Those words rang through my head as I slowly drifted out of a rare Sunday afternoon nap. Jae was cuddling me and Josh was ready for a snack but I didn’t want to move. I felt that way. My dream felt unfulfilled and my purpose was unrealized. It doesn’t matter how many times I have had to remind myself that my purpose was not just one great thing but a series of every day choices, I felt today as if I was a failure. At the same time I can hear the chanting of”dreams unfulfilled, purpose unrealised”, I could also hear the Holy Spirit reminding me of the plan, of the methodology of the dream that God has for all of us.
God had a dream that will take the lifetime and beyond for humanity to fulfill. He is patient and He made it so that we each get to play a part in bringing it to past. As jealous as He is, He is unselfish and couldn’t imagine doing this without our help.
It took Noah 120 years to build the Ark, a dream that was to save those willing to choose God. It will take the return of Christ for the fulfillment of the plan that went awry in the Garden of Eden. Jesus Christ chose to die, knowing He would rise again with the hope that many would choose to follow the path He set before us. He returned to heaven with a promise to come back but to send us His Spirit to comfort and teach those who believe.
Hebrews 11, the faith chapter talks about the men and women of faith who seemingly died without their dreams fulfilled. They accomplished great things and left marks that will never be erased but yet they left earth with much yet to be manifested. It is a wonder to live a life with dreams so big it takes generations upon generations to fulfill.
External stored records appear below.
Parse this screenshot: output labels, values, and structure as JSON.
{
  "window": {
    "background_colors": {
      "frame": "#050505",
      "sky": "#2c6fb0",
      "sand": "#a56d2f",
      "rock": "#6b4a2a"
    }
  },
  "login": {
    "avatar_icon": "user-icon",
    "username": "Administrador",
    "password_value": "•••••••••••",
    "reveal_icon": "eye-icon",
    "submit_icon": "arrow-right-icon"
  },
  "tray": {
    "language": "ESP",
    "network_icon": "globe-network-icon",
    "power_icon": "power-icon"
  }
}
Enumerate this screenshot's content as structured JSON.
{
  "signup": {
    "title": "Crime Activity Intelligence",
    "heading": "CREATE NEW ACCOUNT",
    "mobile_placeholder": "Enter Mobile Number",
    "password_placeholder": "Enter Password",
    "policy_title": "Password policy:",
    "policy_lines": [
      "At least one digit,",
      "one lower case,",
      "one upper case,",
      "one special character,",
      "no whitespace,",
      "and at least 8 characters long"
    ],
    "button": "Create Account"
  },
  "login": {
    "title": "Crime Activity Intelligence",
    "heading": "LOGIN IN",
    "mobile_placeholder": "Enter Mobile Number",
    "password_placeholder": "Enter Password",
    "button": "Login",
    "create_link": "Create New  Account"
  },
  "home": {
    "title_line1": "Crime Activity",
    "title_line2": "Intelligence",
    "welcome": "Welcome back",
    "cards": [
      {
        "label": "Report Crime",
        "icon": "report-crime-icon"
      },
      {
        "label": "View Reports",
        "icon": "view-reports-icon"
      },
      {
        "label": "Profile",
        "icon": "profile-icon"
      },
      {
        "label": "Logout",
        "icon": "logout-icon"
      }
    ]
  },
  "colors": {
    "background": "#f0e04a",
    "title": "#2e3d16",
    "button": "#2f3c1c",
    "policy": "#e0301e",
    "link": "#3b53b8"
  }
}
Paul said their dreams would be fulfilled and their purpose would be realized through us, who believe that we have been called to complete the walk Abraham began centuries ago.
This moment causes me to be thankful and to see myself as part of the original plan of God. He chose me before the foundations of the world to be here at this time in history, this location, even these feelings. My thoughts seem so overwhelming to me but to God they are not. He understands and my feelings of inadequacy because it reminds me that I need Him and that the dreams and purpose inside of me cannot be accomplished without His help.
I am feeling my humanity today and I am grateful for the Spirit of God who rises up to my rescue and declares it is not over. Arise shine for thy light is come and the glory of the Lord is risen upon thee (Isaiah 60:1) My appointed time has come and the set time to favor me is here (Psalms 102:13).
“You may feel like dwelling on your limits or your fears. Don’t do it. A perfect prescription for a squandered, unfulfilled life is to accommodate self-defeating feelings while undercutting your finest, most productive ones.” (Author Unknown)
Be blessed today and hold on.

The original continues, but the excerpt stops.